In: Biology
A patient in the hospital has an intravenous catheter inserted to allow for the delivery of medications, fluids, and electrolytes. Four days after the catheter is inserted, the patient develops a fever and an infection in the skin around the catheter. Blood cultures reveal that the patient has a blood-borne infection. Tests in the clinical laboratory identify the blood-borne pathogen as Staphylococcus epidermidis, and antibiotic susceptibility tests are performed to provide doctors with essential information for selecting the best drug for treatment of the infection. Antibacterial chemotherapy is initiated and delivered through the intravenous catheter that was originally inserted into the patient. Within 7 days, the skin infection is gone, blood cultures are negative for S. epidermidis, and the antibacterial chemotherapy is discontinued. However, 2 days after discontinuing the antibacterial chemotherapy, the patient develops another fever and skin infection and the blood cultures are positive for the same strain of S. epidermidis that had been isolated the previous week. This time, doctors remove the intravenous catheter and administer oral antibiotics, which successfully treat both the skin and blood-borne infection caused by S. epidermidis. Furthermore, the infection does not return after discontinuing the oral antibacterial chemotherapy. What are some possible reasons why intravenous chemotherapy failed to completely cure the patient despite laboratory tests showing the bacterial strain was susceptible to the prescribed antibiotic? Why might the second round of antibiotic therapy have been more successful? Justify your answers.

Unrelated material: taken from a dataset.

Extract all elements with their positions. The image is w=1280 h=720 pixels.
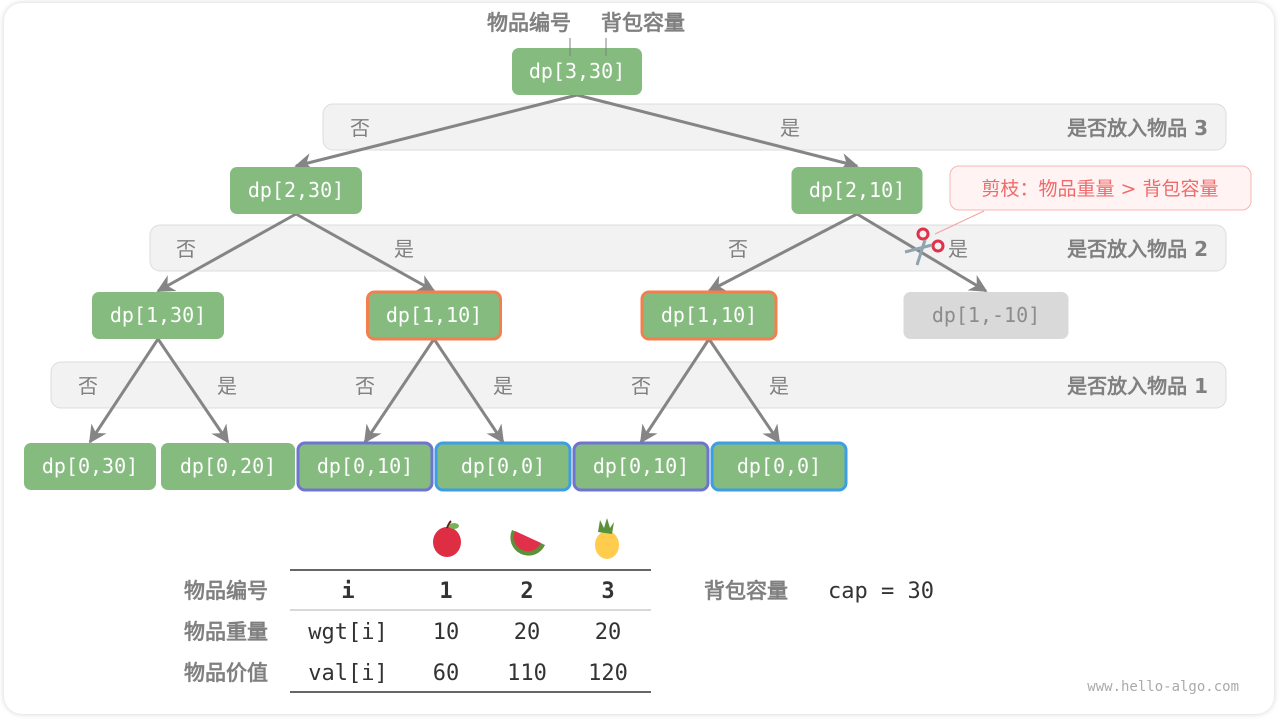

S. epidermidis is an opportunistic pathogen, being normal colonizers of the skin. The intravenous catheter could be the source of the Staphylococcus epidermidis. The antibiotics could clear the first infection as the S. epidermidis was sensitive to the antibiotic. This leads to the skin infection being treated and blood cultures being negative for the bacteria. However, the intravenous catheter was not removed and intravenous fluids may have been injected in the patient via this catheter. S. epidermidis can form biofilms in the catheter and thus, may have been able to resist the antibiotic within the catheter. This may have caused the bacteria adhering to the catheter, possibly as biofilms to re-enter the skin and cause reinfection. In the second treatment, the catheter was removed and oral antibiotics were administered. Thus, all bacteria could die and infection could be effectively treated.
Another possible scenario is that not all bacteria present on the skin were completely eliminated. Few of these bacteria may have been only bacteriostatically inhibited. As there was no growth of the bacteria, the skin infection healed. However, as soon as the antibiotics were withdrawn, the S. epidermidis could cause reinfection of the opening caused by the intravenous catheter. These bacteria were killed with second dose of the oral antibiotics. As intravenous catheter were withdrawn, there were no openings in skin to cause reinfection again.